While visiting the Justice Society of America headquarters, Booster Gold begins messing around with Doctor Fate's talisman and inadvertently wishes the team to Hell. From the depths of Hell, Fire calls Sue for help, and Power Girl and Guy Gardner are recruited to follow the team to Hell and save them. While in Hell, the Super Buddies work at a version of Big Belly Burger called "Beelze Burger". Ralph foils the demons' plan to torture the Buddies. To the amazement of Fire and Gardner, the Super Buddies discover Ice, another former JLI member, among the denizens of Hell. Sickened by Fire and Gardner's displays of sorrow, the demons free the group, allowing them to take Ice with them as long as they do not look back on their way out. Fire accidentally looks back, and Ice is snatched back to the afterlife.

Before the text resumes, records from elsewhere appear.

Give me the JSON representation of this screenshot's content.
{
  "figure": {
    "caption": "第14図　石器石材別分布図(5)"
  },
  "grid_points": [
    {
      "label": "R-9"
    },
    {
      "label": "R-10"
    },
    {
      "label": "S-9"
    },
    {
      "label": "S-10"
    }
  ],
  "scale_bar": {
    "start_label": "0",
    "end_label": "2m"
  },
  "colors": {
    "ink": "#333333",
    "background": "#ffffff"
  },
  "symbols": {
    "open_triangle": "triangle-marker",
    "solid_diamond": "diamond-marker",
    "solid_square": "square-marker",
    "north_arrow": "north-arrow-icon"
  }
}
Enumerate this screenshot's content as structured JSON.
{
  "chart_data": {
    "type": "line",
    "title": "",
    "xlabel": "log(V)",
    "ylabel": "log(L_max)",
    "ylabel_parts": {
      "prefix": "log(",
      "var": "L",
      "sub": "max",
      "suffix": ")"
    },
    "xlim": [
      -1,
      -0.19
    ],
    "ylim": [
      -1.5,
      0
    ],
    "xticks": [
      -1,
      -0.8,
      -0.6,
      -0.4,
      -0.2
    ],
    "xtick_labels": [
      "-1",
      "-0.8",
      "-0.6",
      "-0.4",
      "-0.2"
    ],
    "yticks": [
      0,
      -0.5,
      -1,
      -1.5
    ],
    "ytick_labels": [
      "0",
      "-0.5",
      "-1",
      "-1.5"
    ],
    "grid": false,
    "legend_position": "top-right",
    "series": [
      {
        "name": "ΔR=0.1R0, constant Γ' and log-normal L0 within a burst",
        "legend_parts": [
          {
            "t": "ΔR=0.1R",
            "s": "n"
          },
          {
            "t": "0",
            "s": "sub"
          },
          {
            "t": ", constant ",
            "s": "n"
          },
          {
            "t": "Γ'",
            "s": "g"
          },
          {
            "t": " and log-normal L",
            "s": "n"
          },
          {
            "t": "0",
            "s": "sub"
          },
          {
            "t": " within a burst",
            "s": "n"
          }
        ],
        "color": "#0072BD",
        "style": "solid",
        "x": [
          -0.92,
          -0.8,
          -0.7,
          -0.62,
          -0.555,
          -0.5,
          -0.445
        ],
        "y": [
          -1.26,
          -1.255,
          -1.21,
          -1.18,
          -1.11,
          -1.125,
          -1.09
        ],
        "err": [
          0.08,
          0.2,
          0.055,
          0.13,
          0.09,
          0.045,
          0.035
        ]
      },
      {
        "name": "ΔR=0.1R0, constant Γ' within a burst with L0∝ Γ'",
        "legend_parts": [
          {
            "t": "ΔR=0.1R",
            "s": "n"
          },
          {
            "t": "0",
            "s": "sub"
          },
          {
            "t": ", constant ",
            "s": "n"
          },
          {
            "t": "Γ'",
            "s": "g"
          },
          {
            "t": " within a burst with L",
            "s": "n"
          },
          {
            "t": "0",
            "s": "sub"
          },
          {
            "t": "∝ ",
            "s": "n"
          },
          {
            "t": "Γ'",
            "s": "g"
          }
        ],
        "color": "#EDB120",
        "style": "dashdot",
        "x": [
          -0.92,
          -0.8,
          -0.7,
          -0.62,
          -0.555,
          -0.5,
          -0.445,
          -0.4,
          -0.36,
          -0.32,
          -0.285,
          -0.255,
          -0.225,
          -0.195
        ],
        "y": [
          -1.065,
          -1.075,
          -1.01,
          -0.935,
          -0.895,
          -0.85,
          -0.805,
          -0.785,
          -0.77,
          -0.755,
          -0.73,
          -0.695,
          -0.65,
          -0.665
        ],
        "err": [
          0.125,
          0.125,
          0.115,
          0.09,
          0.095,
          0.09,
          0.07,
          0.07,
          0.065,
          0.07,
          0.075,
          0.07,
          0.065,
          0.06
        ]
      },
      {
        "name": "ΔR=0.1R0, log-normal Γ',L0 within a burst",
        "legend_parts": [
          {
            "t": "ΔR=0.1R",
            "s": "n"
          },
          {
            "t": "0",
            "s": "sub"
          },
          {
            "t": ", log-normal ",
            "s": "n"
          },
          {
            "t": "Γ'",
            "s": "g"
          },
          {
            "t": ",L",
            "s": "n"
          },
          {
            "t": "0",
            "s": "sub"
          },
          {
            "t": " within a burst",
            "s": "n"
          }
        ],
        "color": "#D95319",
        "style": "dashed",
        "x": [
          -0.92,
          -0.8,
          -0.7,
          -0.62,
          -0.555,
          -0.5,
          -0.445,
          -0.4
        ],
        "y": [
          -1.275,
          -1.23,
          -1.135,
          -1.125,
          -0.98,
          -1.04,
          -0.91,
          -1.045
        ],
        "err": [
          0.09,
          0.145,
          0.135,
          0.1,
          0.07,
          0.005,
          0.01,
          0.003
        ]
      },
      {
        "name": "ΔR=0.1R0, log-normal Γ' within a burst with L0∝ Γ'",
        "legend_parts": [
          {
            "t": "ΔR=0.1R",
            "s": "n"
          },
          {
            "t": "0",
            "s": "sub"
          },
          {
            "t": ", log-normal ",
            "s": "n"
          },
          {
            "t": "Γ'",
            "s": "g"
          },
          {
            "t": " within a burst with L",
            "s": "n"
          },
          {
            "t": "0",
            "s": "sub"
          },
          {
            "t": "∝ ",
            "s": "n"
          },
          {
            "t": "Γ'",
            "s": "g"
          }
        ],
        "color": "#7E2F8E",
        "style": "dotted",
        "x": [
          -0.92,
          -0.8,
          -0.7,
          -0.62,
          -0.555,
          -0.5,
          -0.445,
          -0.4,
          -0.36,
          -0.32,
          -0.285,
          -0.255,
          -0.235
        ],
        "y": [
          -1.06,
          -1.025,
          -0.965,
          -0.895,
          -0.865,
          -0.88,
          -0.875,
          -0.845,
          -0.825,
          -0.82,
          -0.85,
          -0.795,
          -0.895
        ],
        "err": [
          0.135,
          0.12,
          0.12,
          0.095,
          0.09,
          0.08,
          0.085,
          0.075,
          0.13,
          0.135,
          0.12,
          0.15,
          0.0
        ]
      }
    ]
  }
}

The group makes its way out of Hell, but soon find themselves trapped in an alternate universe populated by a team of sinister versions of themselves and their fellow heroes called the "Power Posse". This team is a group-for-hire who operated out of a strip club owned by Maxwell Lord and his moll, a version of Sue Dibny. The Power Posse consisted of a giant-sized G'nort who began a destructive rampage, sado-masochistic incestuous versions of Captain Marvel and Mary Marvel, who called herself Mistress Mary, a murderous Ice, now a stripper using the name Tiffany, an even stupider version of Booster working as a bartender, and bouncer Metamorpho. The Fire of this universe had been killed by Tiffany and Sue had divorced Ralph. Doctor Fate brings the team back to their correct dimension after they battle their doppelgängers.

==Infinite Crisis==
It was revealed in Countdown to Infinite Crisis (2005) that Maxwell Lord was Checkmate's Black King, and had been collecting information on the Justice League members' weaknesses so that he could annihilate them. Blue Beetle had broken into Lord's secret headquarters and discovered his secret, but was murdered by Lord before he could warn anyone.